Another risk factor is the establishment of braces. The procedure itself in orthodontics is useful, but not when bone grafting is involved along the way. If you do not remove the braces at the time of installation of a new tooth, then the titanium rod was squeezed by two adjacent teeth. This provokes rejection. To redo the work, you still have to remove the braces, so it’s best to do it right away.
When to remove the implant, and when can it be kept?
When the inflammatory process is already running, then the urgent intervention of the surgeon is indispensable. If you do not provide qualified assistance in the first two weeks after the onset of the spread of inflammation, then the implant will definitely have to be pulled back.
If a decision has already been made about the need to get rid of an implant that has become unnecessary, it should not be delayed. If you start to time, then you can hold out until the complete and irreversible destruction of the jawbone area. This indicates that re-engraftment will be at risk even with highly skilled bone grafting.
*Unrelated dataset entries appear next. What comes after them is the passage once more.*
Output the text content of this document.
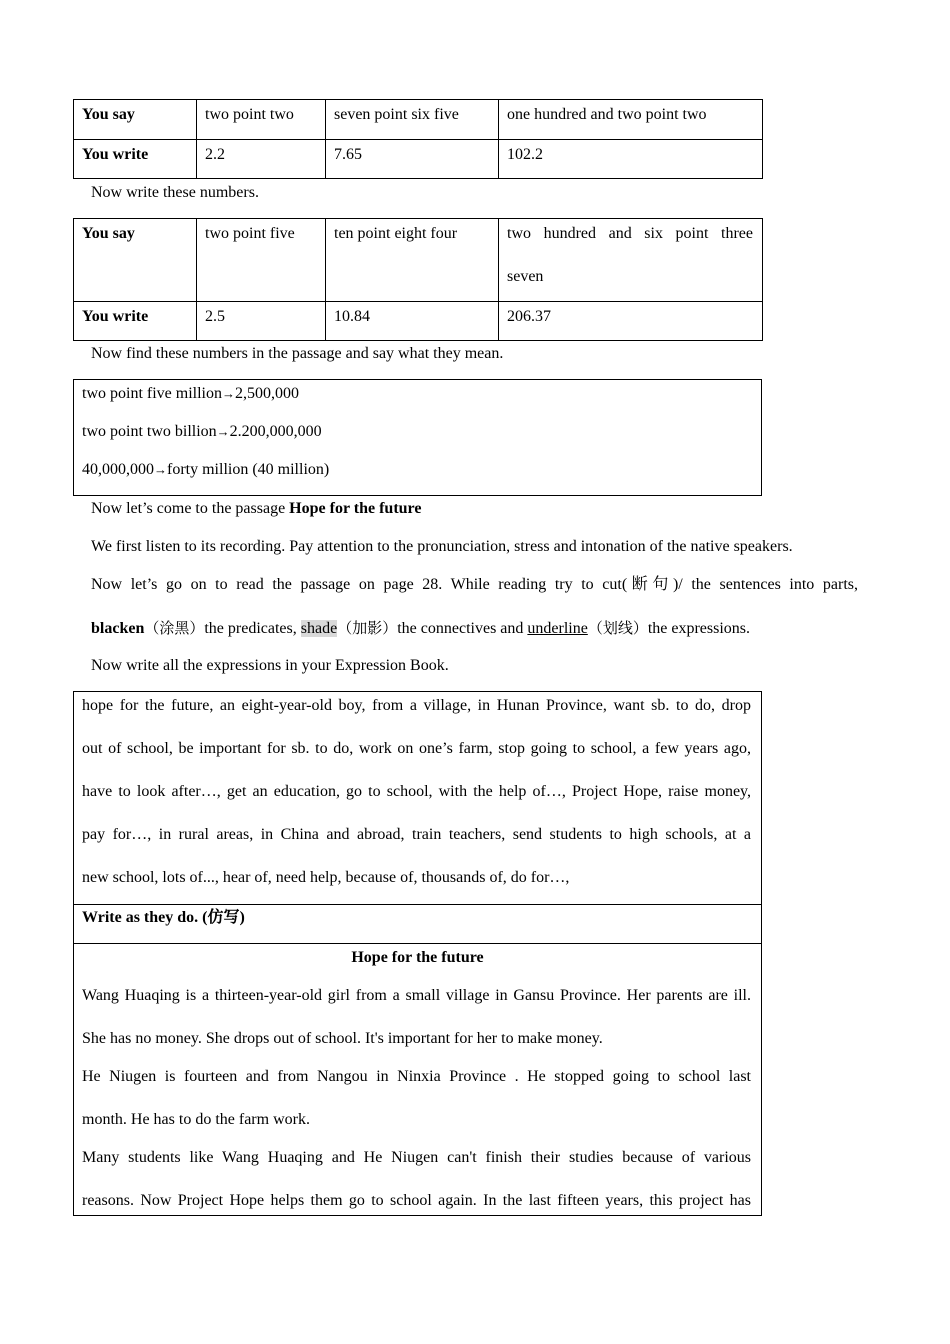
You say	two point two	seven point six five	one hundred and two point two
You write	2.2	7.65	102.2
Now write these numbers.
You say	two point five	ten point eight four	two hundred and six point three
seven

You write	2.5	10.84	206.37
Now find these numbers in the passage and say what they mean.
two point five million→2,500,000
two point two billion→2.200,000,000
40,000,000→forty million (40 million)
Now let’s come to the passage Hope for the future
We first listen to its recording. Pay attention to the pronunciation, stress and intonation of the native speakers.
Now let’s go on to read the passage on page 28. While reading try to cut(断句)/ the sentences into parts,
blacken（涂黑）the predicates, shade（加影）the connectives and underline（划线）the expressions.
Now write all the expressions in your Expression Book.
hope for the future, an eight-year-old boy, from a village, in Hunan Province, want sb. to do, drop
out of school, be important for sb. to do, work on one’s farm, stop going to school, a few years ago,
have to look after…, get an education, go to school, with the help of…, Project Hope, raise money,
pay for…, in rural areas, in China and abroad, train teachers, send students to high schools, at a
new school, lots of..., hear of, need help, because of, thousands of, do for…,
Write as they do. (仿写)
Hope for the future
Wang Huaqing is a thirteen-year-old girl from a small village in Gansu Province. Her parents are ill.
She has no money. She drops out of school. It's important for her to make money.
He Niugen is fourteen and from Nangou in Ninxia Province . He stopped going to school last
month. He has to do the farm work.
Many students like Wang Huaqing and He Niugen can't finish their studies because of various
reasons. Now Project Hope helps them go to school again. In the last fifteen years, this project has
It is also worth remembering that when the error correction is delayed, the recovery period increases. In especially advanced cases, it can stretch even for a couple of years.
After detecting deviations in the functioning of the implant, or with a strong painful syndrome in the indicated area, you should contact the same clinic where the primary operation was performed. They are not only obliged to remove the problematic part for free, but also provide related services up to re-installation. Moreover, the local dentist already knows the characteristics of the organism of his ward.